Naohiko Sugita received his M.S. and Ph.D. degrees at the Department of Mechanical Engineering, The University of Tokyo, in 1996 and 2005, respectively. He was with NEC, Tokyo, Japan, from 1996 to 2003. He was also a Research Associate and an Associate Professor with The University of Tokyo, in 2003 and 2007, respectively. His research interests include the machining of biomaterials, robot-assisted surgical systems, and intelligent manufacturing systems.

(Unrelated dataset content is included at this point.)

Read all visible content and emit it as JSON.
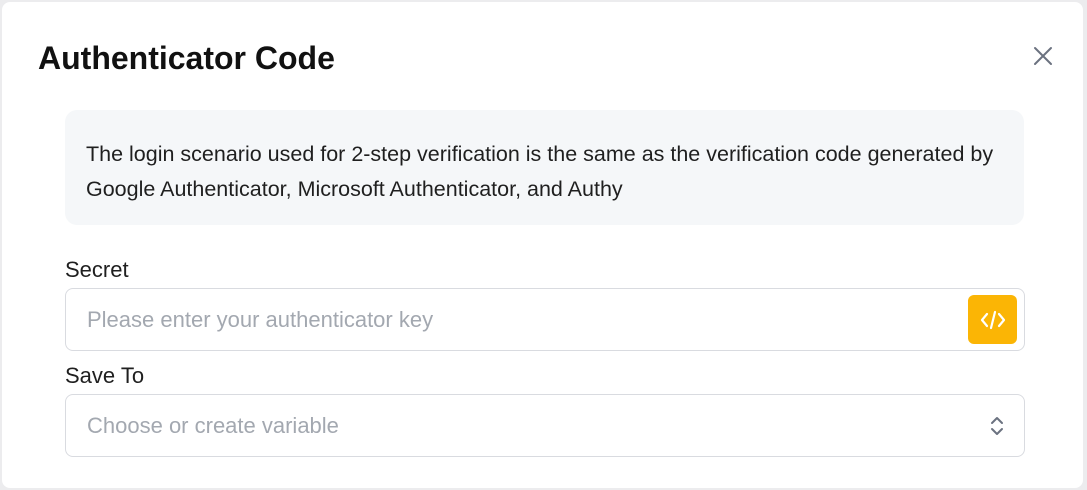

Mamoru Mitsuishi received his M.S. and D.E. degrees at the Department of Mechanical Engineering, The University of Tokyo, in 1983 and 1986, respectively. In 1986, he was a Lecturer with The University of Tokyo, where he was also an Associate Professor in 1989 and a Professor since 1999. From 1987 to 1988, he was a Visiting Researcher with the Fraunhofer Institute for Production Technique and Automation, Stuttgart, Germany. His research interests include computer integrated surgical systems and manufacturing systems. He is a member of The International Academy for Production Engineering (CIRP, Fellow, and President from 2019 to 2021), The Japan Society of Mechanical Engineers (Fellow), The Japan Society for Precision Engineering, The Robotic Society of Japan (Fellow), and IEEE Robotics and Automation Society.